Israël encore en route vers des élections (Thierry Oberlé – Le Figaro)

La zizanie gouvernementale et la paralysie de l’État pourraient conduire à un quatrième scrutin en deux ans.

Un premier ministre parti pour une escapade nocturne chez le prince héritier d’Arabie saoudite sans prévenir ses ministres de la Défense et des Affaires étrangères. Un ministre de la Défense qui lance une commission d’enquête pour faire remonter à la surface une affaire de sous-marins allemands dans laquelle le chef du gouvernement a été soupçonné de corruption. Rien ne va plus entre Benyamin Nétanyahou et Benny Gantz, alors que le gouvernement d’union installé dans la douleur en mai n’a jamais aussi peu mérité son nom. Ses jours semblent comptés. Paralysé par la zizanie et la défiance, il n’est pas parvenu à s’accorder sur un budget pour l’année en cours. Il a jusqu’à la date butoir du 23 décembre pour obtenir un vote devant les députés de la Knesset. Dans le cas contraire, le Parlement sera automatiquement dissous et des élections législatives anticipées – les quatrièmes en deux ans – se tiendront au début du printemps prochain.

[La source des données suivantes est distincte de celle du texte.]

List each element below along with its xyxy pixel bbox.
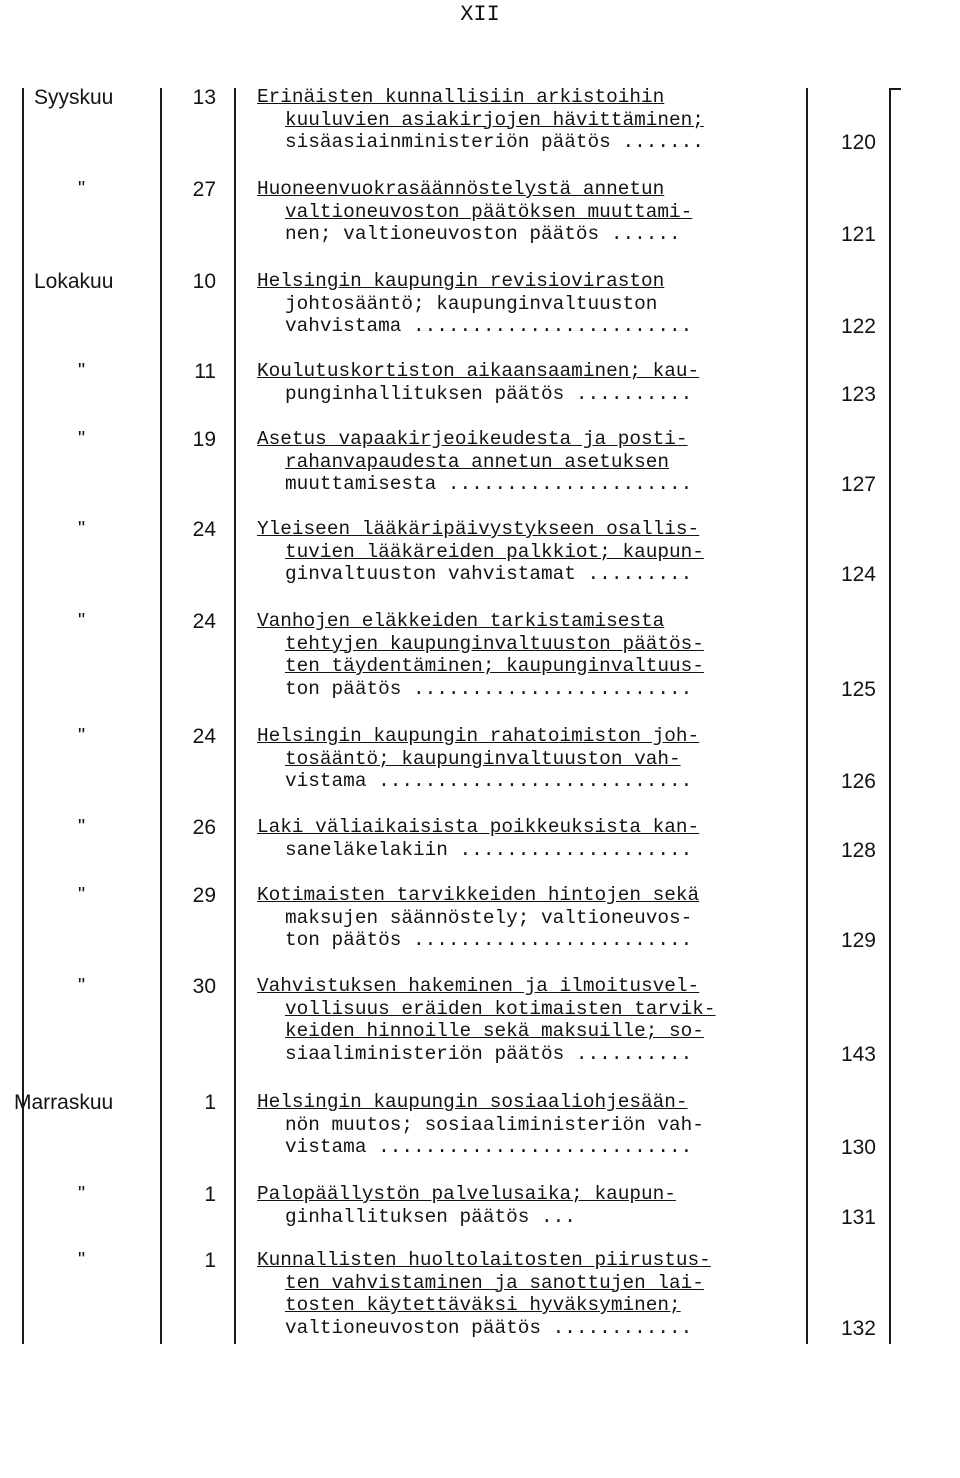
month-cell: Syyskuu (34, 86, 114, 109)
title-cell (257, 360, 812, 405)
page-cell: 143 (840, 1042, 876, 1066)
title-line: rahanvapaudesta annetun asetuksen (285, 450, 669, 473)
title-line: Huoneenvuokrasäännöstelystä annetun (257, 178, 665, 200)
page-cell: 129 (840, 929, 876, 953)
page-cell: 131 (840, 1205, 876, 1229)
title-line: Asetus vapaakirjeoikeudesta ja posti- (257, 428, 688, 450)
title-line: tehtyjen kaupunginvaltuuston päätös- (285, 632, 704, 655)
title-line: ginhallituksen päätös ... (285, 1205, 576, 1228)
title-line: saneläkelakiin .................... (285, 838, 693, 861)
title-line: sisäasiainministeriön päätös ....... (285, 131, 704, 154)
month-cell: " (78, 725, 86, 747)
title-line: vistama ........................... (285, 770, 693, 793)
title-line: ten täydentäminen; kaupunginvaltuus- (285, 655, 704, 678)
title-line: keiden hinnoille sekä maksuille; so- (285, 1020, 704, 1043)
page-cell: 128 (840, 838, 876, 862)
title-line: Helsingin kaupungin revisioviraston (257, 270, 665, 292)
title-line: Palopäällystön palvelusaika; kaupun- (257, 1183, 676, 1205)
month-cell: " (78, 428, 86, 450)
column-rule-right (889, 88, 891, 1344)
day-cell: 10 (192, 270, 216, 293)
title-line: Vahvistuksen hakeminen ja ilmoitusvel- (257, 975, 700, 997)
title-line: Koulutuskortiston aikaansaaminen; kau- (257, 360, 700, 382)
title-line: Vanhojen eläkkeiden tarkistamisesta (257, 610, 665, 632)
page-cell: 130 (840, 1136, 876, 1160)
day-cell: 11 (194, 360, 216, 383)
page-cell: 132 (840, 1316, 876, 1340)
page-cell: 127 (840, 473, 876, 497)
day-cell: 30 (192, 975, 216, 998)
page-cell: 124 (840, 563, 876, 587)
month-cell: " (78, 518, 86, 540)
title-line: tosääntö; kaupunginvaltuuston vah- (285, 747, 681, 770)
month-cell: " (78, 610, 86, 632)
day-cell: 1 (204, 1183, 216, 1206)
title-line: Kunnallisten huoltolaitosten piirustus- (257, 1249, 711, 1271)
page-cell: 123 (840, 382, 876, 406)
day-cell: 24 (192, 518, 216, 541)
page-number: XII (460, 2, 500, 27)
title-line: ten vahvistaminen ja sanottujen lai- (285, 1271, 704, 1294)
month-cell: Marraskuu (14, 1091, 114, 1114)
title-line: ton päätös ........................ (285, 677, 693, 700)
title-cell (257, 270, 812, 338)
day-cell: 26 (192, 816, 216, 839)
title-line: Helsingin kaupungin rahatoimiston joh- (257, 725, 700, 747)
title-cell (257, 884, 812, 952)
page-cell: 125 (840, 677, 876, 701)
month-cell: " (78, 1183, 86, 1205)
page-cell: 120 (840, 131, 876, 155)
title-cell (257, 1183, 812, 1228)
title-cell (257, 725, 812, 793)
title-line: Helsingin kaupungin sosiaaliohjesään- (257, 1091, 688, 1113)
title-line: vistama ........................... (285, 1136, 693, 1159)
title-line: punginhallituksen päätös .......... (285, 382, 693, 405)
title-line: ton päätös ........................ (285, 929, 693, 952)
title-cell (257, 86, 812, 154)
title-line: vahvistama ........................ (285, 315, 693, 338)
title-cell (257, 816, 812, 861)
day-cell: 27 (192, 178, 216, 201)
title-line: Erinäisten kunnallisiin arkistoihin (257, 86, 665, 108)
title-line: johtosääntö; kaupunginvaltuuston (285, 292, 658, 315)
column-rule-day (234, 88, 236, 1344)
title-cell (257, 610, 812, 700)
column-rule-month (160, 88, 162, 1344)
month-cell: " (78, 975, 86, 997)
day-cell: 24 (192, 610, 216, 633)
title-line: nön muutos; sosiaaliministeriön vah- (285, 1113, 704, 1136)
month-cell: " (78, 884, 86, 906)
title-line: siaaliministeriön päätös .......... (285, 1042, 693, 1065)
title-line: Laki väliaikaisista poikkeuksista kan- (257, 816, 700, 838)
column-rule-left (22, 88, 24, 1344)
title-line: maksujen säännöstely; valtioneuvos- (285, 906, 693, 929)
title-line: kuuluvien asiakirjojen hävittäminen; (285, 108, 704, 131)
title-cell (257, 975, 812, 1065)
title-cell (257, 428, 812, 496)
title-line: Yleiseen lääkäripäivystykseen osallis- (257, 518, 700, 540)
page-cell: 122 (840, 315, 876, 339)
title-cell (257, 518, 812, 586)
month-cell: " (78, 360, 86, 382)
title-line: valtioneuvoston päätöksen muuttami- (285, 200, 693, 223)
month-cell: " (78, 816, 86, 838)
title-line: vollisuus eräiden kotimaisten tarvik- (285, 997, 716, 1020)
day-cell: 1 (204, 1249, 216, 1272)
day-cell: 19 (192, 428, 216, 451)
page-cell: 121 (840, 223, 876, 247)
month-cell: Lokakuu (34, 270, 114, 293)
day-cell: 24 (192, 725, 216, 748)
month-cell: " (78, 1249, 86, 1271)
title-line: tuvien lääkäreiden palkkiot; kaupun- (285, 540, 704, 563)
title-cell (257, 1249, 812, 1339)
title-line: muuttamisesta ..................... (285, 473, 693, 496)
column-rule-corner (889, 88, 901, 90)
day-cell: 29 (192, 884, 216, 907)
page-cell: 126 (840, 770, 876, 794)
title-line: Kotimaisten tarvikkeiden hintojen sekä (257, 884, 700, 906)
title-cell (257, 178, 812, 246)
title-line: valtioneuvoston päätös ............ (285, 1316, 693, 1339)
day-cell: 1 (204, 1091, 216, 1114)
month-cell: " (78, 178, 86, 200)
day-cell: 13 (192, 86, 216, 109)
title-line: ginvaltuuston vahvistamat ......... (285, 563, 693, 586)
title-cell (257, 1091, 812, 1159)
title-line: nen; valtioneuvoston päätös ...... (285, 223, 681, 246)
title-line: tosten käytettäväksi hyväksyminen; (285, 1294, 681, 1317)
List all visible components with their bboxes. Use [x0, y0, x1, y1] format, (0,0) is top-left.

Six mois après sa formation, la cohabitation entre le leader du Likoud et le patron de Bleu et Blanc est moribonde. Benyamin Nétanyahou entend se maintenir le plus longtemps possible au pouvoir et éviter les écueils de ses ennuis judiciaires. Une dissolution aurait à ses yeux l’avantage de mettre fin au pacte qui l’oblige, à la suite d’un accord de rotation, à céder son poste à son rival en novembre 2021. Quant à l’ex-chef d’état-major de l’armée, il ne parvient pas à exercer son autorité au sein du gouvernement, comme dans son propre camp en proie aux divisions.

L’affaire des sous-marins

À en croire le ministre de l’Intérieur ultraorthodoxe Aryé Dery et allié de longue date de «Bibi», Benny Gantz a franchi une «ligne rouge» en réactivant le dossier de la vente de sous-marins militaires de l’industriel allemand ThyssenKrupp. Les navires avaient été acquis pour un montant d’environ 1,6 milliard d’euros avec à la clé des dessous-de-table présumés. Plusieurs collaborateurs du premier ministre, dont son avocat David Shimron, sont inculpés, mais Benyamin Nétanyahou n’a pas été inquiété par le procureur général. En mars 2019, lors de la dernière campagne électorale, Benny Gantz avait directement accusé le premier ministre, mis sur le banc des prévenus dans trois autres affaires, d’avoir touché quelque 4 millions d’euros grâce à la vente de ces sous-marins. Il dit aujourd’hui vouloir «mettre en lumière» les marchandages qui ont conduit aux transactions. La commission d’enquête émettra à l’issue de ses travaux des avis à la valeur purement consultative. Pour le Likoud, Benny Gantz cherche juste à salir à des fins électorales l’image de son premier ministre qu’il sait hors de cause.

Postes en jachère

Dans ce climat de défiance, le gouvernement est dans l’incapacité d’adopter les budgets 2020 et 2021, ou de s’accorder sur les postes à pourvoir dans les hautes sphères de l’État. «L’absence de stabilité politique avec des élections sans majorité a conduit au report des échéances, puis le gouvernement d’union n’a pas tenu ses promesses. Nétanyahou a manœuvré pour inclure le budget 2022 dans le vote de la Knesset, alors qu’il est censé avoir passé le témoin à cette date à Gantz. Il a essuyé, comme prévu, un refus au Parlement. Le budget est devenu une arme pour une dissolution», explique l’économiste Jacques Bendelac.

L’immobilisme a également pour conséquence de repousser aux calendes grecques les nominations dans la haute administration. «Les cas de postes en jachère sont de plus en plus nombreux, notamment au ministère des Finances, décapité après une cascade de démissions, mais on en trouve dans presque tous les ministères, y compris au sommet de l’État. Quant à la police, elle n’a pas de directeur depuis septembre 2018. Il s’agit de désignations indispensables à la bonne tenue des institutions, mais elles sont repoussées en raison de désaccords», poursuit l’économiste.

Lors de sa présentation, le nouveau gouvernement, qui s’était doté sur le papier d’un cabinet de «réconciliation», se définissait comme un «gouvernement d’urgence nationale».